You have not talked about the disappearance of your guitarist for a long time...
...it's okay, go ahead!

How do you remember Richey? What kind of person was he?
I remember him as a much more interesting person than he is now portrayed. It is sometimes frustrating to see how people portray it as an icon and how they view it as perfect. He was a very difficult person. But he could never lie. And he could never lie to the world. He was constantly in question. Therefore, he found no peace and no peace.

You also work together with Richey on your current single "Your Love Is Not Enough" together with Nina Persson from the Cardigans.
Nicky told me he had a discussion in his mind between him and Richey. He simply could not forget this dialogue. He tried to treat this discussion in the form of a text. It became a duet, of course, because there are two people talking. Nicky said it had a female and a male voice. And he could not shake off the idea of ​​letting Nina Persson sing the female part. It sounded like a crazy idea. But we asked Nina and she shocked us by promising.

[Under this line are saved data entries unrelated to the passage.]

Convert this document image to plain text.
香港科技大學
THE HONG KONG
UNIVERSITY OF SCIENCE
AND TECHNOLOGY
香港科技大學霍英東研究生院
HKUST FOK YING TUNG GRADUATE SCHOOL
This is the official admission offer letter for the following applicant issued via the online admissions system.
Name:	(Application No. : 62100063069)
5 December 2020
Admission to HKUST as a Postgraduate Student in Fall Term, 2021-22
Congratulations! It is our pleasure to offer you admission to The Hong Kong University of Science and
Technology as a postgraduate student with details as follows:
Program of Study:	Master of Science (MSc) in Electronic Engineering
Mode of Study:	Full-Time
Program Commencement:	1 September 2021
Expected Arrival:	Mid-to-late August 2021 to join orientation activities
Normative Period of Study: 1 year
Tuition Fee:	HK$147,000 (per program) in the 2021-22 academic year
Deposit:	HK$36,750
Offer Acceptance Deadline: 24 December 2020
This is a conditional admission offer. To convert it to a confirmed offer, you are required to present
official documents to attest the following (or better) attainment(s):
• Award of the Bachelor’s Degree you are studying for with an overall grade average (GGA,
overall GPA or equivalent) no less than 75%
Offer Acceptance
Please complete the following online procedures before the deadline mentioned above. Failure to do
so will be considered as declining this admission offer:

Finally, you're playing at the Greenfield Festival in Interlaken this summer. What kind of show can we expect? Do you play older songs?
We're building some older songs that we have not played in a long time. Some people, who are in the front row of our concerts, want songs that we have not played in a long time. So we want to do them a favor. There are also more familiar older and newer things from us. But let yourself be surprised!